We walk in a darkness lit only by our little hand-held lights, down a long tunnel where, in the mine’s early days, miners would insert sticks of dynamite to blow up the coal and make it easy to carry out. Now, much of the mining here is automated. Zhang says this coal mine used to have 10,000 workers. Now it has 8,000 – and the number would be even less except, as a state enterprise, the mine is letting older employees keep working until retirement age.
Just 70 or 80 new employees are hired each year, and those younger miners have to have three years of training, and a month of intensive review before they can start working,
But our tour includes a glimpse of how it used to be.

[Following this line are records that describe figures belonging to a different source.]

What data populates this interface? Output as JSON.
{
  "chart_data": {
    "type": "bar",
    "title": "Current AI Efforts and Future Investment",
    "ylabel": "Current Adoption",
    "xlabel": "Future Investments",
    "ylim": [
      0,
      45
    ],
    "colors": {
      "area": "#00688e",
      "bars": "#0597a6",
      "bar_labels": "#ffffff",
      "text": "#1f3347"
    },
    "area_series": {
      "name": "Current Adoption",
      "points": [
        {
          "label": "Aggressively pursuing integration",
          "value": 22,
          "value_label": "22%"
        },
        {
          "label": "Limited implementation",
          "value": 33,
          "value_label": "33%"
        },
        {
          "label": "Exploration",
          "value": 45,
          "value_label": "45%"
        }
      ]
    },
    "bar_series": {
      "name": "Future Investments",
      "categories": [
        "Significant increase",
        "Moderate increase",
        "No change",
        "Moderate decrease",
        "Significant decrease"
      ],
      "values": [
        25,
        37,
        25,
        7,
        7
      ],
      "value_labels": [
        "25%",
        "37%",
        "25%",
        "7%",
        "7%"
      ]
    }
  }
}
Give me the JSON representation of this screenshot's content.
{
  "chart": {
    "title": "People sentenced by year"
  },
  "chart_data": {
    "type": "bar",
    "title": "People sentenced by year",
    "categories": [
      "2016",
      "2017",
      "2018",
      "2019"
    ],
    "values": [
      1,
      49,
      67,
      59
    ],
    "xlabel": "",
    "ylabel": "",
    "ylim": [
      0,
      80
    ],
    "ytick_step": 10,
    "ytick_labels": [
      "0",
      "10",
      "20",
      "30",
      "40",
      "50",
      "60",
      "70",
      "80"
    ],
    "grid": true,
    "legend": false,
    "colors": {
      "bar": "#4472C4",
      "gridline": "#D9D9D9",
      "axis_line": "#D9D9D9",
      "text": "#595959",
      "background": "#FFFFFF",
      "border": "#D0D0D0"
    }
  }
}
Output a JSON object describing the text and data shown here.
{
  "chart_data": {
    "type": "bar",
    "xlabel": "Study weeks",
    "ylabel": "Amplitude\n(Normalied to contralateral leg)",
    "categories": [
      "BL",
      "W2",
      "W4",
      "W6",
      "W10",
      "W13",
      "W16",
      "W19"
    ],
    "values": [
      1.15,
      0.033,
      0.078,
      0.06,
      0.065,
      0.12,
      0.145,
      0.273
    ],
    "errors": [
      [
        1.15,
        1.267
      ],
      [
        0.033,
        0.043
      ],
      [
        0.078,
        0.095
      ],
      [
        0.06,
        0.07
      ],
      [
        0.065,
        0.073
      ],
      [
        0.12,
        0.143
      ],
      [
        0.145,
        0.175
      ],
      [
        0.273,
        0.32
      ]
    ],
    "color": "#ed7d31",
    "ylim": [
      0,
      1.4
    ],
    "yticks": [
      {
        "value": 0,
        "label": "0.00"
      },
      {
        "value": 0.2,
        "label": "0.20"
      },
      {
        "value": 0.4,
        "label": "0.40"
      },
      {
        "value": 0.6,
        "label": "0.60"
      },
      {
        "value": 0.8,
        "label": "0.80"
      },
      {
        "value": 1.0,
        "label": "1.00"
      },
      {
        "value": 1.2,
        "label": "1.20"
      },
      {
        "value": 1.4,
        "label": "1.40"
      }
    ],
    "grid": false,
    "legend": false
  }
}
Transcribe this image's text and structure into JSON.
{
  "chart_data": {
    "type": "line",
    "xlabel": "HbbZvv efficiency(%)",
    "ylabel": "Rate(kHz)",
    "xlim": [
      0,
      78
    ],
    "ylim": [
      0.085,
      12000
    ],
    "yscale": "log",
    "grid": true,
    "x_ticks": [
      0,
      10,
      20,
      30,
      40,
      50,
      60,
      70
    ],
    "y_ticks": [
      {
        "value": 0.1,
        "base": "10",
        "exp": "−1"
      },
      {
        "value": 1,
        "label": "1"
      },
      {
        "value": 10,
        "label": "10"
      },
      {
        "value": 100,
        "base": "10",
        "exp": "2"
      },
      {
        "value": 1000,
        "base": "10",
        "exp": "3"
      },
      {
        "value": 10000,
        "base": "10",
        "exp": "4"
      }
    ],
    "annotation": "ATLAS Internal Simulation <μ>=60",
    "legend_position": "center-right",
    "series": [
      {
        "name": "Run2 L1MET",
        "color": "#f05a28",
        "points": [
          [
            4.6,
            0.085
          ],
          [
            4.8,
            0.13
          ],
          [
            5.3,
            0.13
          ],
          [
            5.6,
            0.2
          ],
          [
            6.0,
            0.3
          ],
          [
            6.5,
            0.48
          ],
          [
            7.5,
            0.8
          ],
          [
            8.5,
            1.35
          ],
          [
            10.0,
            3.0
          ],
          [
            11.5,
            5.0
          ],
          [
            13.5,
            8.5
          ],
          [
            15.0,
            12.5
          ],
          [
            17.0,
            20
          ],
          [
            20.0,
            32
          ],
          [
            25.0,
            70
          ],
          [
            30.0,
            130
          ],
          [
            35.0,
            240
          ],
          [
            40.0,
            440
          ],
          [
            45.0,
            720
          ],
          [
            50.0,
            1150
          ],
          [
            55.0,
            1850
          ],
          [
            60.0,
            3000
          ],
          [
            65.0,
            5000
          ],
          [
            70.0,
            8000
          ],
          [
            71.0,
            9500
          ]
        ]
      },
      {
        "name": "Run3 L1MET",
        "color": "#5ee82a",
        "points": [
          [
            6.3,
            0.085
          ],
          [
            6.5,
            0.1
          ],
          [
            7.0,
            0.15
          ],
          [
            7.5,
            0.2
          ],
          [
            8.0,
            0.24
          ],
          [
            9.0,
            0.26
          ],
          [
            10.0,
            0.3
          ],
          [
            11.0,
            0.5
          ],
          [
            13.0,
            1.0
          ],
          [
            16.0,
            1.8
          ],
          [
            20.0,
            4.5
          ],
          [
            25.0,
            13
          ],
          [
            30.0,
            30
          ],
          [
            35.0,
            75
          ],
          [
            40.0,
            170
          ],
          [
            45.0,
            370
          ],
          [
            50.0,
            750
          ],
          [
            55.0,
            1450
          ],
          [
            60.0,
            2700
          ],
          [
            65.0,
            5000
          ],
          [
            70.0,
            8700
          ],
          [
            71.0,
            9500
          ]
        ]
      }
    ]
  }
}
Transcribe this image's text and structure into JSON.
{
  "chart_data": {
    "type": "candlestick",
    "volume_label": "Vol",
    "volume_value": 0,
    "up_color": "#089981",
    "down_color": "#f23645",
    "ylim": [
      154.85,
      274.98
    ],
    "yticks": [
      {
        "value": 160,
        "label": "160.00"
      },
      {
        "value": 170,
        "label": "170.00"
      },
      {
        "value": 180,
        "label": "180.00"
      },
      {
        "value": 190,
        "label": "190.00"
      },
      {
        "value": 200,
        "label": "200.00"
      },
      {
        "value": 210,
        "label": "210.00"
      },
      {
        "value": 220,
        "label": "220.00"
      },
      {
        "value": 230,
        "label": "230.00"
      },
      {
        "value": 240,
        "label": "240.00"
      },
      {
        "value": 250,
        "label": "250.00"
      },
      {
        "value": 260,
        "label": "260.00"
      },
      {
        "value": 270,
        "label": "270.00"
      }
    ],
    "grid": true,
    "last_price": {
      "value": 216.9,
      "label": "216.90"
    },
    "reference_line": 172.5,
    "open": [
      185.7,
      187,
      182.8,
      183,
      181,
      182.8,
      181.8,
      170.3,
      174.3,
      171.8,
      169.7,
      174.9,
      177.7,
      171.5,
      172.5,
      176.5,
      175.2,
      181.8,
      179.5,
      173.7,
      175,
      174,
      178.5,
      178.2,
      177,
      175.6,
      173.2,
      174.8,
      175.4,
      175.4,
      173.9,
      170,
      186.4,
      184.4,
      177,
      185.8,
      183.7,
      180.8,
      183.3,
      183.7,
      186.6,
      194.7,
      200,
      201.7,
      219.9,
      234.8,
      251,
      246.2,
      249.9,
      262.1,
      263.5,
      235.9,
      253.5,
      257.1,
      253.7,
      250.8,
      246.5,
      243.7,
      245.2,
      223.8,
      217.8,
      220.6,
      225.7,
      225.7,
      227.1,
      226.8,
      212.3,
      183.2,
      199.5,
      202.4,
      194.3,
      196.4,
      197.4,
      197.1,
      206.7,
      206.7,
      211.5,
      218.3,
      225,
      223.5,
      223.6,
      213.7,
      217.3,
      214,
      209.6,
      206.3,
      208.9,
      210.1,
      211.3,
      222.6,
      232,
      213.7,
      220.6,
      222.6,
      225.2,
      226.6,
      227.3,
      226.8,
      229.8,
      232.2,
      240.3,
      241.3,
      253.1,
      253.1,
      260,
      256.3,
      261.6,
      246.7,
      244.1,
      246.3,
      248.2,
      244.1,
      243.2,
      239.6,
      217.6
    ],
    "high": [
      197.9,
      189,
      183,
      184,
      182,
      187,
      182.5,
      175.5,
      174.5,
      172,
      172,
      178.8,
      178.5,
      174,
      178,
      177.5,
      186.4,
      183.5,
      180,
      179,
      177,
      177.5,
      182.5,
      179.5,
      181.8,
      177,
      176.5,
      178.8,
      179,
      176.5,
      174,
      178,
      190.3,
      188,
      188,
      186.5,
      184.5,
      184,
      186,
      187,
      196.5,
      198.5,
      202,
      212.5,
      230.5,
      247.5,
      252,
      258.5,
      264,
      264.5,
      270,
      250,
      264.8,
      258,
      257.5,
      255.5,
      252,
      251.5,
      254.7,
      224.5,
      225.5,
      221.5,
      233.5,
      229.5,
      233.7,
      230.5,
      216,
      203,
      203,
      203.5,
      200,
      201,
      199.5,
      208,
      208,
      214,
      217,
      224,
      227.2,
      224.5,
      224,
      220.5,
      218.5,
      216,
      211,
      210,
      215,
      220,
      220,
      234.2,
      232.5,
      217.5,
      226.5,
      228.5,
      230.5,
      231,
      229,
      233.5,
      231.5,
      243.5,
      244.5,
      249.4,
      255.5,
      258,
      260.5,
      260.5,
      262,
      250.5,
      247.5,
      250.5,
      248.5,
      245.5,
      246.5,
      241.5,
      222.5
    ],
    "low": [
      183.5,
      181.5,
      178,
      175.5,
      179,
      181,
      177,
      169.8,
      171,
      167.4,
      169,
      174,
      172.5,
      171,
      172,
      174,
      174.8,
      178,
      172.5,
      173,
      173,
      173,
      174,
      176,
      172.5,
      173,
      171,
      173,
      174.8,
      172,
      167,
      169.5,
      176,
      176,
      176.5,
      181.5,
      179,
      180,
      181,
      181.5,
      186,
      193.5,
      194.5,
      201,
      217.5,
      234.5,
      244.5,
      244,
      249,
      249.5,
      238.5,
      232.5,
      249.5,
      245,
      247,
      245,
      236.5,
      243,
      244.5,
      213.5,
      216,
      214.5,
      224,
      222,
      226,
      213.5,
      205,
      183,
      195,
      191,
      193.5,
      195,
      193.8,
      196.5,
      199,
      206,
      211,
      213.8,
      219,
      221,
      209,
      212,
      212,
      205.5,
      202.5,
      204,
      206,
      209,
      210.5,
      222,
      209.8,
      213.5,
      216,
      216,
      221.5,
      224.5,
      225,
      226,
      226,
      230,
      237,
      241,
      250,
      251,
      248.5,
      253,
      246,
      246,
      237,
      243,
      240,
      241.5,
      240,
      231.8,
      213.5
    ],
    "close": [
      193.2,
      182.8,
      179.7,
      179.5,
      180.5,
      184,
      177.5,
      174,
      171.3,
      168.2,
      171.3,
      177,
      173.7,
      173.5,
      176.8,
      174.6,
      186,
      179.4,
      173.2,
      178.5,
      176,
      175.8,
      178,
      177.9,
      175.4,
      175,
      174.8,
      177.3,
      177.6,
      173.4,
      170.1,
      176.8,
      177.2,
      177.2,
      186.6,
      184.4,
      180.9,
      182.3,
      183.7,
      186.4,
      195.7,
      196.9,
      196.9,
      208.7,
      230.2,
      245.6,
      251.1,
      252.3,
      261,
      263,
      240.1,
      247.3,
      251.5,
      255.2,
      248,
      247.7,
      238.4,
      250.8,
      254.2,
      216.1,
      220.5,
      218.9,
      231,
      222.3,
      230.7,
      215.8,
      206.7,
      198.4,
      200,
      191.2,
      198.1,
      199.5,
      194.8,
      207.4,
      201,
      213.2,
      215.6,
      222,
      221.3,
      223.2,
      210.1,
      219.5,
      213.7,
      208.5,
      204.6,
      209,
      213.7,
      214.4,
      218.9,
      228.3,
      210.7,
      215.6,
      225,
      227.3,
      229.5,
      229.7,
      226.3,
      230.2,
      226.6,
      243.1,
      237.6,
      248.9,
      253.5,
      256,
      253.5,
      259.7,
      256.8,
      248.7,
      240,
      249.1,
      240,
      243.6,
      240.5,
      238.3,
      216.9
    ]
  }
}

After our trek through claustrophobic darkness, with Zhang helpfully pointing out a place where the tunnel had partially, due to seismic activity, we emerge into a lit tableau of life-sized statues of coal miners, using pick axes and pulling heavy carts filled with coal. We see the mine’s first, primitive, mechanized equipment, and an example of what they use now. And just near the heavy equipment, we see a sign commemorating this little open space, 900 feet underground, as a “wedding chamber,” where 10 couples from this coal mine married in 2001.
And then it’s back, through the semi-collapsed tunnel, past the Canary and the walls of water that just might save you from death, onto the cramped trolley and up the narrow elevator. This time, it’s filled with sooty-faced coal miners, coming off their shift. A few of them lean, exhausted, against the wall. And even though I know this is one of the better, safer coal mines in China, that they’re not badly paid and that China needs this coal to fuel its growth, I feel for them. I wonder how many of the guys in this elevator would reply as my guide Zhang did to the question of what they’d like their kids to do when they grow up: “Anything, but this.”